56-4話 ここが変だよ宵闇迷宮

「……ここは、危険だわ」


 アンジェリカの言葉に、他の女冒険者たちが一斉に頷いた。


「アタシたちもそう思う」

「同じく」

「ここは本当に、危険です……」


 ここに集った女冒険者はみな、意見が一致していた。


「どう思う? アンタ。いいところのお嬢ちゃんだったって聞いたぞ」

「……そうね。負けずとも劣らず……いいえ、それどころじゃないわ。むしろここは……、そう……」


 アンジェリカが目を伏せると、みなごくりと注目する。


「最高だわ……っ!」


 アンジェリカは現状に屈しながらも高らかに宣言した。その豊満な胸が湯をかきわけて揺れた。


 ここはナイトメア・タウンの宿にある大浴場。

 耳慣れぬ言葉だったが、その意味するところは湯浴み場だ。湯浴み場のある宿屋など、本来は冒険者向けではない。

 街として構成されているとはいえ、迷宮の中で湯浴みができるとはこれ幸い。どんなものかと見に来たが最後。宿屋どころか、それ以上に贅沢な空間だったのである。


 男女別の風呂。広い脱衣所。清潔なタオルに大きな鏡と櫛。

 輪をかけて広い浴場には専用の洗い場。湯と水と分けられた浴槽。

 そして、無造作に置かれた石けんこそが最後の罠だった。


 見違えるほど汚れの落ちた体。僅かに甘いバニラミルクの芳醇な香り。それが湯浴みの後もふわっと香るとなれば、かなりの高級品であるのは明白だ。最初は盗んでいく不届き者まで出たが、浴場を出ればそこそこの値段で売っている。もうこれだけで宝として存在してもいいくらいなのに。

 あまりに危険が過ぎた。


 ここに来てからまだ三日か四日しか絶っていないというのに、女性冒険者の心をこれだけで掴んだ。

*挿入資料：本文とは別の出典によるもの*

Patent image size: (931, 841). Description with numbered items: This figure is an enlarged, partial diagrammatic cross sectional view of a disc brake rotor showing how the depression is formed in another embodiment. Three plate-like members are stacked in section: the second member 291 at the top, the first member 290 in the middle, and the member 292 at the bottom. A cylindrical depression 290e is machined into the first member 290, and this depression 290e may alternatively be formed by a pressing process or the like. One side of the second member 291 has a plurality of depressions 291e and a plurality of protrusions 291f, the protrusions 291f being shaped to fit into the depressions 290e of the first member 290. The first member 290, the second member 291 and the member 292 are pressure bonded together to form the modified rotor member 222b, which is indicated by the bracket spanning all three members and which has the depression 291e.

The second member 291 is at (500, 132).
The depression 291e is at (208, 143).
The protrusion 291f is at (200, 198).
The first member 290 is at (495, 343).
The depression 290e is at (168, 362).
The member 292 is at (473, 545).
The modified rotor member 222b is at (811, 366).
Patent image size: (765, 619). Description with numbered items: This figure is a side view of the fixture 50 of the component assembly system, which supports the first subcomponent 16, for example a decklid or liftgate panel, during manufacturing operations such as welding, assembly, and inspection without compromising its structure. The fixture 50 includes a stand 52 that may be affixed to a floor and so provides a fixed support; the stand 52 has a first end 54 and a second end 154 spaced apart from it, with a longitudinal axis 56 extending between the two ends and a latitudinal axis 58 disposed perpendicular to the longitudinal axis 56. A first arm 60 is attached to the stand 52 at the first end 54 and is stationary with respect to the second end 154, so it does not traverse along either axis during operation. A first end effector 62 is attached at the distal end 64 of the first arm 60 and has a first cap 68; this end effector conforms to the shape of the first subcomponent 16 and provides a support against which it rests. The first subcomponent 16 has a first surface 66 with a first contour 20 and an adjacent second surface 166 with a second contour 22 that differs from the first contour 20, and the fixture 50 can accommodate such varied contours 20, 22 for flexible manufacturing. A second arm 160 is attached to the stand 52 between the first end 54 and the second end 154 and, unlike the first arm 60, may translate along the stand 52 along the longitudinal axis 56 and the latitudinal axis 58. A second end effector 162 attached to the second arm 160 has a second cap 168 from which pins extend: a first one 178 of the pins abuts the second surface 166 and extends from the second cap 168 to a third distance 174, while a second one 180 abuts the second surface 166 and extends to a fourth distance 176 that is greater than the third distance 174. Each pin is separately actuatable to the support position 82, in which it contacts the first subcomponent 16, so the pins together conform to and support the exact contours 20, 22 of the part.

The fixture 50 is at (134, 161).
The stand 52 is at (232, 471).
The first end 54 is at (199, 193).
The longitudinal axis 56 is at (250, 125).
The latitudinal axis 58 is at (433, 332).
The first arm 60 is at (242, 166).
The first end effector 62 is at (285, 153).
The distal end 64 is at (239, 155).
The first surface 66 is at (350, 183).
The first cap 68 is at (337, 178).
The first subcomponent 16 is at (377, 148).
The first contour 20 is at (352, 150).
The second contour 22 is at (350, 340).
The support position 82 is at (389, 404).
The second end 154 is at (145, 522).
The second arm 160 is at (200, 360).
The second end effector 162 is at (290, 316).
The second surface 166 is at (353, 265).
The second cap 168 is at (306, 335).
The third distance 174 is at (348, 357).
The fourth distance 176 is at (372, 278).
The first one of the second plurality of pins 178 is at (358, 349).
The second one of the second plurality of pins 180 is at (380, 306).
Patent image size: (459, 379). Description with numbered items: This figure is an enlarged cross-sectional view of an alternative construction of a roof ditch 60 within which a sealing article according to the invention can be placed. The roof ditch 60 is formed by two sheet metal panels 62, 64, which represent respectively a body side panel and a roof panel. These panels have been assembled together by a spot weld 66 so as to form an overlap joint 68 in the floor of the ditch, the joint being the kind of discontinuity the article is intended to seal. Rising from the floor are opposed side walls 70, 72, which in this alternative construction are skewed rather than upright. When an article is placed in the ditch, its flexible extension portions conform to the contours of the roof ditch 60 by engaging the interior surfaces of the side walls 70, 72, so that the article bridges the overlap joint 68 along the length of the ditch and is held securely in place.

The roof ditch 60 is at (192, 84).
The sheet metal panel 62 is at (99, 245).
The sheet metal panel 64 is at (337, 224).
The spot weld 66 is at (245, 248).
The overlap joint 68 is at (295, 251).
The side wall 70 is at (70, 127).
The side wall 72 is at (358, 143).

「私たち、戻れるのかしら……。普通の宿に……っ!!」

「戻れないかもしれない……」

「ああぁぁ~~、気持ちいいれすぅぅ~~」

「駄目だ……、生活水準が上がってしまう……。石けんめ……っ!」


 浴場。

 それは、女性冒険者たちを籠絡する罠だったのである――。







 一方。

 ナイトメア・タウンの酒場は、いまや様々な情報がやりとりされるまでになった。

 最初のほうこそ傷薬は大丈夫なものなのか、なにから出来たものなのか……と訝しげな意見が交わされていたものの、二日も経てば情報は様変わりした。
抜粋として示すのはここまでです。